Interestingly, these findings correlate with the use of walnuts for centuries in traditional Chinese medicine, to support sexual function and fertility.
(Walnuts Improve Semen Quality in Men Consuming a Western-Style Diet: Randomised Control Dietary Intervention Trial. Biology of Reproduction Journal, October 2012.)
Research conducted by the University of Western Sydney in Australia, suggests women experiencing infertility, find acupuncture can help to reduce their stress levels. In the pilot study, 32 women with infertility, aged 20 to 45, received six acupuncture treatments over eight weeks. Compared to another group of women left on a waiting-list as controls, the women in the acupuncture group described acupuncture as having a positive impact: they reported among other things, reduced stress and anxiety, increased physical relaxation and psychological calm, and an altered perspective in relation to coping. They also regarded acupuncture as an intervention having very few negative side-effects.
(The Effect of Acupuncture on Psychosocial Outcomes for Women Experiencing Infertility: A Pilot Randomised Controlled Trial. Journal of Altern & Complementary Medicine, October 2011.)
A UK study suggests that stress can reduce the chances of a woman conceiving during the fertile mid-phase of her monthly cycle.
A total of 274 healthy women , aged between 18 and 40, and who were trying to become pregnant, provided saliva samples which were tested for levels of cortisol (a stress hormone) and adrenalin (the latter via an indicator known as alpha-amylase). Tests were conducted for six menstrual cycles or until pregnancy if sooner.

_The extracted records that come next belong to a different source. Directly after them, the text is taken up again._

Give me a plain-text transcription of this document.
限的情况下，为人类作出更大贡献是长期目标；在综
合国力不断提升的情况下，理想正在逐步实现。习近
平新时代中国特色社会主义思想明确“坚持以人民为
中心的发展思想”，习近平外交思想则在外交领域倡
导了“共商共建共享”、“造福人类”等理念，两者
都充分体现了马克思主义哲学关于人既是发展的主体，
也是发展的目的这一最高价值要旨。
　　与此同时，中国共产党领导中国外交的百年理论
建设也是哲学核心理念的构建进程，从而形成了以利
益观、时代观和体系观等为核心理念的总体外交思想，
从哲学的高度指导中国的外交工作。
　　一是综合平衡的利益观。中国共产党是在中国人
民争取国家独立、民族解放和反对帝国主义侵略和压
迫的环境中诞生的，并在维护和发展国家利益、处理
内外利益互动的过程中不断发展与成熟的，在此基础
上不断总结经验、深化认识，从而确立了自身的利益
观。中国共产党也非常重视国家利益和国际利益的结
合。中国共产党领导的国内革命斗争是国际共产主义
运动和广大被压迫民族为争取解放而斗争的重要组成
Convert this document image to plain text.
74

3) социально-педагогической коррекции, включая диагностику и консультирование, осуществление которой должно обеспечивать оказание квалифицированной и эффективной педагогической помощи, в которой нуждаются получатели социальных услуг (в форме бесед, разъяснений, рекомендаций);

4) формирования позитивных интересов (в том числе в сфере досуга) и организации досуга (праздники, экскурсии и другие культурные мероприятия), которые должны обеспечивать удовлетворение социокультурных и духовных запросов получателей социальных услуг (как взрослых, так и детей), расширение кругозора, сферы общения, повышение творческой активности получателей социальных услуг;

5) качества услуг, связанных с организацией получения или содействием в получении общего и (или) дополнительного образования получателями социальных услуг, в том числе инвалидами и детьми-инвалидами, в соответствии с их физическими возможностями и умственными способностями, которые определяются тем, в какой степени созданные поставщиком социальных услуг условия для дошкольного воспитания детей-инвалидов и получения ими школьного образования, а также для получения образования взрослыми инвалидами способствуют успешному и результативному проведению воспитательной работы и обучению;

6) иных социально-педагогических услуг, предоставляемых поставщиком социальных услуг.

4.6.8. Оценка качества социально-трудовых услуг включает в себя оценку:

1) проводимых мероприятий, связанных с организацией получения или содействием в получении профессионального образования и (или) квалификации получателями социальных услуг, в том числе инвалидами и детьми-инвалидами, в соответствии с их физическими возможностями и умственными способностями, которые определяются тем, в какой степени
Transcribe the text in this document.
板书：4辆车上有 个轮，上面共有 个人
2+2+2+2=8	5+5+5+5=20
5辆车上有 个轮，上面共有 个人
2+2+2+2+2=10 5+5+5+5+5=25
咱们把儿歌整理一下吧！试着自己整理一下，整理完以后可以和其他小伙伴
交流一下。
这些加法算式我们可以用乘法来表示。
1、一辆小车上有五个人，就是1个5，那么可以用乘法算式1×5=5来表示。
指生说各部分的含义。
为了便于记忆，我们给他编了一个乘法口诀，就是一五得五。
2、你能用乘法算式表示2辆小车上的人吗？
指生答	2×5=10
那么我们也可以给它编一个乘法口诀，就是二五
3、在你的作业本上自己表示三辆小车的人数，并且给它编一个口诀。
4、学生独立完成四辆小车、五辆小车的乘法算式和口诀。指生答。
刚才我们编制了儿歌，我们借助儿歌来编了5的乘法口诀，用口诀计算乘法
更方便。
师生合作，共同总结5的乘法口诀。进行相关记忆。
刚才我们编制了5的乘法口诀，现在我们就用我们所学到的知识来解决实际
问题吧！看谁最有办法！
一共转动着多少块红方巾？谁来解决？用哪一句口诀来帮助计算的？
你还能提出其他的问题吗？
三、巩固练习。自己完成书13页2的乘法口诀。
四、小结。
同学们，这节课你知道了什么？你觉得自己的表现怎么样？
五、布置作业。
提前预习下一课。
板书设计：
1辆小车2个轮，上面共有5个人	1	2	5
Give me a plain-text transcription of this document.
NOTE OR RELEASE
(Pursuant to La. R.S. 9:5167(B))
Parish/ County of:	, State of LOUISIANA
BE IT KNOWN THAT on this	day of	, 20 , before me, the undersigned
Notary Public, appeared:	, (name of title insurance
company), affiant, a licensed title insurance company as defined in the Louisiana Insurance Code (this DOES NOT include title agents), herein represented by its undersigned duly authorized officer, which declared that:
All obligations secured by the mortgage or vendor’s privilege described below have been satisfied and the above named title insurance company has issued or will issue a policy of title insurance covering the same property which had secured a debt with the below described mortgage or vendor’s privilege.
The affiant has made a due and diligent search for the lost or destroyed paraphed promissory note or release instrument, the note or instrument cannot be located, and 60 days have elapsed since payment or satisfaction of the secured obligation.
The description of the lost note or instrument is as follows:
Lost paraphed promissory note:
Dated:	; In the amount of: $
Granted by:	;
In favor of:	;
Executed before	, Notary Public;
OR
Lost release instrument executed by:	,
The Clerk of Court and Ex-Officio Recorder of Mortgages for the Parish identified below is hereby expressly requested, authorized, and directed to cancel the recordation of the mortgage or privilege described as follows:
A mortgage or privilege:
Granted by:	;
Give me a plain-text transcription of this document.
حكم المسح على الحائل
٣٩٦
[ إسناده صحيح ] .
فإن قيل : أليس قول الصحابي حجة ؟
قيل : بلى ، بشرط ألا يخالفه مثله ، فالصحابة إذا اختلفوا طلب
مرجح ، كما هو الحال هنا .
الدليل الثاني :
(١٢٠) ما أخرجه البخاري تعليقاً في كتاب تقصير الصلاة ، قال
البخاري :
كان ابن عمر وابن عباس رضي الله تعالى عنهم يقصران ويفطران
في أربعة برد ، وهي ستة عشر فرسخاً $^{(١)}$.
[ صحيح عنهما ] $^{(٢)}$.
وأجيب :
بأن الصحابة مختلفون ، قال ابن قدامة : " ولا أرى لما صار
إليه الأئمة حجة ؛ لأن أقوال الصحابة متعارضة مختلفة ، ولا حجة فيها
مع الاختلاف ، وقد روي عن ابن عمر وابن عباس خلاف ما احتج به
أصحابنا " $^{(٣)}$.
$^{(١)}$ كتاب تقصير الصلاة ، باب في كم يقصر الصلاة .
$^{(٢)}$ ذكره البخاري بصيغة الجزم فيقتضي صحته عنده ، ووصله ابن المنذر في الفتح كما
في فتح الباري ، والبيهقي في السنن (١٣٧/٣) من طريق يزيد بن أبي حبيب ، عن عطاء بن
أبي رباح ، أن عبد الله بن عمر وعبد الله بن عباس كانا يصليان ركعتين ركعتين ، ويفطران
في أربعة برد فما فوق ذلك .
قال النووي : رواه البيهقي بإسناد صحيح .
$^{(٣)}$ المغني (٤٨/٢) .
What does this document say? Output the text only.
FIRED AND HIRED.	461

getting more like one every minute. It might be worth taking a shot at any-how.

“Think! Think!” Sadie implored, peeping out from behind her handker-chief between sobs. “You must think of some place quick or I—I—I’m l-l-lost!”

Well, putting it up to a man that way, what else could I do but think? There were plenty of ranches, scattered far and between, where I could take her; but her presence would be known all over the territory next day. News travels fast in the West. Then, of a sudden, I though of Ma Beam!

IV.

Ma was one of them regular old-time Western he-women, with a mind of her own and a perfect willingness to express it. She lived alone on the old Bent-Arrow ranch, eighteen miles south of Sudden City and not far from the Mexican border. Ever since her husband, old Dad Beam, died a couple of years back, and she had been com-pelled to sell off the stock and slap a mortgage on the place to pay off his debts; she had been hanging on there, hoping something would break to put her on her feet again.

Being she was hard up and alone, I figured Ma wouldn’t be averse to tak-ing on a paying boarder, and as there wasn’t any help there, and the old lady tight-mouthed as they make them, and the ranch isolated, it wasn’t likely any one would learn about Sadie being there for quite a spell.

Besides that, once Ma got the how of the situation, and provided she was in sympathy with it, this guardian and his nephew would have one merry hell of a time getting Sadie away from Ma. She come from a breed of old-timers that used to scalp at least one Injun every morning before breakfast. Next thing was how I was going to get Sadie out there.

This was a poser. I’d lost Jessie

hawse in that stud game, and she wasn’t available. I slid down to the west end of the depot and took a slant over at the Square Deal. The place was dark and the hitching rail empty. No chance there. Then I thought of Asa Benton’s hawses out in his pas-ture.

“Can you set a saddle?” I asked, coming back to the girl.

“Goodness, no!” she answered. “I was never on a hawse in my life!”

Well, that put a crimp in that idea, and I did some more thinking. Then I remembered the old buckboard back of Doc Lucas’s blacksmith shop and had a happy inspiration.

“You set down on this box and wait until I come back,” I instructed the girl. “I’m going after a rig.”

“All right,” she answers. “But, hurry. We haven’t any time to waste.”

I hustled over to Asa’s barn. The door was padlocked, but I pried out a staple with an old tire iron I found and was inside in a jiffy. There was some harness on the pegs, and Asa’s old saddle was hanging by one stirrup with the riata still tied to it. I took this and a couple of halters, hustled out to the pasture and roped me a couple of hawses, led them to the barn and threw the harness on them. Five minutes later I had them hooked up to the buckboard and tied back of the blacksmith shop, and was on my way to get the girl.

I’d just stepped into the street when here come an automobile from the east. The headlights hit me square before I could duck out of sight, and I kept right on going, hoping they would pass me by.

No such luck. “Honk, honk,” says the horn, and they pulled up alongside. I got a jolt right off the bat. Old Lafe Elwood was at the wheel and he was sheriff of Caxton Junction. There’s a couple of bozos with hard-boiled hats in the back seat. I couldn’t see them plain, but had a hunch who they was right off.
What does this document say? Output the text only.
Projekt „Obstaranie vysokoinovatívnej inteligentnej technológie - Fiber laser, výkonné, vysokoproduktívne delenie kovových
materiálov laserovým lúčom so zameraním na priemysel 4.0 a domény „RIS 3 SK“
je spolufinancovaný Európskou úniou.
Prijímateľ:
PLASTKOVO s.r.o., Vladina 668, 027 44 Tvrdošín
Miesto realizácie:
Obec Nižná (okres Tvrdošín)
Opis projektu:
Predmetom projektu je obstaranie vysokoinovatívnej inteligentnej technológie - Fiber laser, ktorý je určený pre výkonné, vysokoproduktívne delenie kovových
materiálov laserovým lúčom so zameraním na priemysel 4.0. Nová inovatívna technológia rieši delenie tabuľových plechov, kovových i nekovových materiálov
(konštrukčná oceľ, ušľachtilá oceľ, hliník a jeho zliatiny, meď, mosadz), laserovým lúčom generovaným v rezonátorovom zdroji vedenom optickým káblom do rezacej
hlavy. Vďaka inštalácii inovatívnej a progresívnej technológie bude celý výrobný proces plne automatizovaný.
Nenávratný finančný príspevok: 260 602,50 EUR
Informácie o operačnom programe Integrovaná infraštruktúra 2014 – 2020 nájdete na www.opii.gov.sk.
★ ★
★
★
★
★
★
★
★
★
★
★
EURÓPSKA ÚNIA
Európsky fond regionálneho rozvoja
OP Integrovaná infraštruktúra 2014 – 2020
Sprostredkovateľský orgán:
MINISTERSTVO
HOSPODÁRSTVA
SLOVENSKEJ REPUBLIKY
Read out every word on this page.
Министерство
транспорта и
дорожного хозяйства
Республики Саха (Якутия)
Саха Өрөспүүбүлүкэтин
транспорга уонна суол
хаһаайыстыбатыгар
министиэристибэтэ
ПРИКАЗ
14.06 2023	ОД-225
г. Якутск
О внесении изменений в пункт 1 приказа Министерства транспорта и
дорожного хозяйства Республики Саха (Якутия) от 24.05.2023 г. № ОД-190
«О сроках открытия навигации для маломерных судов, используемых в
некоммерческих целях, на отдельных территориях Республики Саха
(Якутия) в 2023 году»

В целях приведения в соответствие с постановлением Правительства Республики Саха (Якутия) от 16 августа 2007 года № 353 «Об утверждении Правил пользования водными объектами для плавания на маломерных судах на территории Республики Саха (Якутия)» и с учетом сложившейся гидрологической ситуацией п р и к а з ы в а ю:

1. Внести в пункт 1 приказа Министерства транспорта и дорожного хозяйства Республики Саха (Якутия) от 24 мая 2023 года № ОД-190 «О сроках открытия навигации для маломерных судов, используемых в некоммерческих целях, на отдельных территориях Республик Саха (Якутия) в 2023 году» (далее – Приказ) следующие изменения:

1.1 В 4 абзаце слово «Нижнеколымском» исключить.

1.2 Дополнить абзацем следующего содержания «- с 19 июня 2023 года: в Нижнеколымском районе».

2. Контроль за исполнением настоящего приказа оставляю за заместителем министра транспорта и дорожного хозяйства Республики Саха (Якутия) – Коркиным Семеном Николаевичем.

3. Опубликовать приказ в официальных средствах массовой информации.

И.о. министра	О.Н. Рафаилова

The results showed that those women with high adrenalin levels across the fertile window of their cycle, were less likely to conceive. In fact, the chance of conception for women with the highest levels, was about 12% lower than that for women in the bottom quarter of the adrenalin level range. The authors of the study comment that these findings support the use of relaxation techniques to increase the chances of becoming pregnant.
(Stress Reduces Conception Probabilities across the Fertile Window: Evidence in Support of Relaxation. Fertility & Sterility, June 2011.)